Gerade hatte ich meinen ersten Stand bei einem Käfertreffen in Bad Rappenau. Ich hatte etwa 15 Kleider dabei, die die Mädels anprobieren und kaufen konnten, außerdem haben wir während einer Modenschau meine Kleider öffentlich präsentieren dürfen. Das war total schön! Wie gesagt, ich bin ja leidenschaftliche Käferliebhaberin und so konnte ich beide Interessen optimal verbinden.

Ich fahre einen ulmengrünen Käfer T1300L, also mit Heckscheibenheizung, Zigarettenanzünder und Gummistoßschutzleiste, Baujahr 1968. Ich liebe dieses Auto. Als mein erstes Modell nicht durch den TÜV kam, musste das Folgeauto unbedingt wieder ein Käfer sein. Ebenso in ulmengrün, versteht sich.   

Der Kauf war dann ein Ebay-Zufallskauf meines Vaters für 250 EUR. Plötzlich stand der Käfer –ohne Motor– bei uns im Hof. Mit Hilfe meines Vaters haben wir das Auto in 9 Monaten komplett restauriert. Das Ergebnis seht ihr auf den Fotos. Mein Herz hängt an diesem Auto. Ein modernes Auto ist einfach etwas anderes.

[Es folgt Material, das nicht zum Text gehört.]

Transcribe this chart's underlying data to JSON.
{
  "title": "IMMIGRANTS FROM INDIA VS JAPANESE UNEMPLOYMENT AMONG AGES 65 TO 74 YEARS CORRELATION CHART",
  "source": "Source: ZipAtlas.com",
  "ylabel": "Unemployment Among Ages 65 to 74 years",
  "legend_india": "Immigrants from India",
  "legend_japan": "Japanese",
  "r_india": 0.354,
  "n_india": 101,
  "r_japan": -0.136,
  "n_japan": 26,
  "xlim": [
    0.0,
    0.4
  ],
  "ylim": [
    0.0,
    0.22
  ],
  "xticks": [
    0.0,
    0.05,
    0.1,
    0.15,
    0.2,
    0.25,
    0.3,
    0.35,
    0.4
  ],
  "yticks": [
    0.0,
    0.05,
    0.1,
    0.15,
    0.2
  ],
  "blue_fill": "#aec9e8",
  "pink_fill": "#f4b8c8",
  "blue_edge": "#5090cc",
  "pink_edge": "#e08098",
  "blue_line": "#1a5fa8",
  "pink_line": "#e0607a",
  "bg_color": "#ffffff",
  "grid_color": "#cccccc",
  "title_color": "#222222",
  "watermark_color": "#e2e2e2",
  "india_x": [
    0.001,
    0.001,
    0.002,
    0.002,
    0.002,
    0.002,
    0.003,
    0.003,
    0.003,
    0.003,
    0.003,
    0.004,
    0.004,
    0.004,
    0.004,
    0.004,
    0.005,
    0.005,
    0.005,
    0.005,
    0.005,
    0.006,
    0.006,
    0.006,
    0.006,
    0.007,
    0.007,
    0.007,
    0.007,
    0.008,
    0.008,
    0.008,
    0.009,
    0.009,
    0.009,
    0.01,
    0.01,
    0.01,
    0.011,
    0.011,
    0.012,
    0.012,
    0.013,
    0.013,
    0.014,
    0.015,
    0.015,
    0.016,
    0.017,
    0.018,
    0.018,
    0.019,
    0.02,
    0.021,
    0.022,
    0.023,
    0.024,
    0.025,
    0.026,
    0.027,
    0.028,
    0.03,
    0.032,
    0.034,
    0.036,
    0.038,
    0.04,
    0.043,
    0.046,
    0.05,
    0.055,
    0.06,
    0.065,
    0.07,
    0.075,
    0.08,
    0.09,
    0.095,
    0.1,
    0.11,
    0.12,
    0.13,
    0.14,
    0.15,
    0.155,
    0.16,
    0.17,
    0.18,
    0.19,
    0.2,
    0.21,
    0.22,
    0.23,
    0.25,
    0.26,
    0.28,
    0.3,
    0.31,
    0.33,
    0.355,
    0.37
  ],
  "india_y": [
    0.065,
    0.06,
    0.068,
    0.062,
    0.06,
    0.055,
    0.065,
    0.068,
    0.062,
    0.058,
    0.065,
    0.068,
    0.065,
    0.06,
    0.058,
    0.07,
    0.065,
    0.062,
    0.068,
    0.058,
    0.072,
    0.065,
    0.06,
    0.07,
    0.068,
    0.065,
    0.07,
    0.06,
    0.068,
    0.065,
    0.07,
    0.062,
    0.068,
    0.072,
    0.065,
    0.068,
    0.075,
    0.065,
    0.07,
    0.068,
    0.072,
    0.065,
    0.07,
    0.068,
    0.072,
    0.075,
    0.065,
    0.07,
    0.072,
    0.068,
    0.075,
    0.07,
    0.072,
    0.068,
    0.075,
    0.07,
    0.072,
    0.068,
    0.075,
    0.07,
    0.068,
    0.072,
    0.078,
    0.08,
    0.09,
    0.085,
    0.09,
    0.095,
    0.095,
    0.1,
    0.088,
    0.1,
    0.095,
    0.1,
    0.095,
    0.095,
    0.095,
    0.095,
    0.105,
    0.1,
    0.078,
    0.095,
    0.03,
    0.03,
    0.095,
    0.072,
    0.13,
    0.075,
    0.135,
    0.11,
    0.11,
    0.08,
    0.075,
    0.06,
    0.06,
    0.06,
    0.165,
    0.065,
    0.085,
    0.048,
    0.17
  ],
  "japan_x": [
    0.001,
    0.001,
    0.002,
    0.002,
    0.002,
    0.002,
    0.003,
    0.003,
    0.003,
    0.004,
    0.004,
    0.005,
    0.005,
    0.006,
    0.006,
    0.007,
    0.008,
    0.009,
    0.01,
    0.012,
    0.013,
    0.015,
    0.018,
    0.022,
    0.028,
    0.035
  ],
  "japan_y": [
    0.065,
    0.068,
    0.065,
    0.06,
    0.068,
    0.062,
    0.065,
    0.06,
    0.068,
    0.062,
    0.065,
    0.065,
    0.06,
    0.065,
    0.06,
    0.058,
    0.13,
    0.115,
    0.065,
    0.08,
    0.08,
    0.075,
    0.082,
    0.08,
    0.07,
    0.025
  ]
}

Ich mag nicht das, was alle haben. Genau wie bei meinen Kleidern. Das Besondere an ihnen ist, dass die meisten meiner Ideen von mir selbst stammen. Alles ist mit Liebe handgemacht. Ich verwende keine gekauften Schnittmuster und habe kein Kleid mehr als drei Mal geschneidert. Somit sind sie ganz individuell. Genauso wie die Reaktionen darauf:

Auf dem letzten Treffen kam eine Frau zu mir und meinte mit einem Lächeln im Gesicht zu mir "Du Flittchen". Ich war total erstaunt und schaute sie mit großen Augen an. Wie bitte?" Mein Unterrock hatte Rüschen und diese hatte ich mit Absicht unter dem Kleid hervorschauen lassen. Da der Unterrock aber Unterwäsche ist, war das in der damaligen Zeit natürlich ein No-Go (lacht)."

 

Am 31. August kann man Luise und ihre Petticoat-Kleider persönlich auf dem Kingkäfers Treffen in Schramberg bewundern. Dort hat sie auch wieder eine eigene Modenschau kreiert.

Vielleicht ist ja genau IHR Wunschkleid, passend zu Ihrem Auto dabei?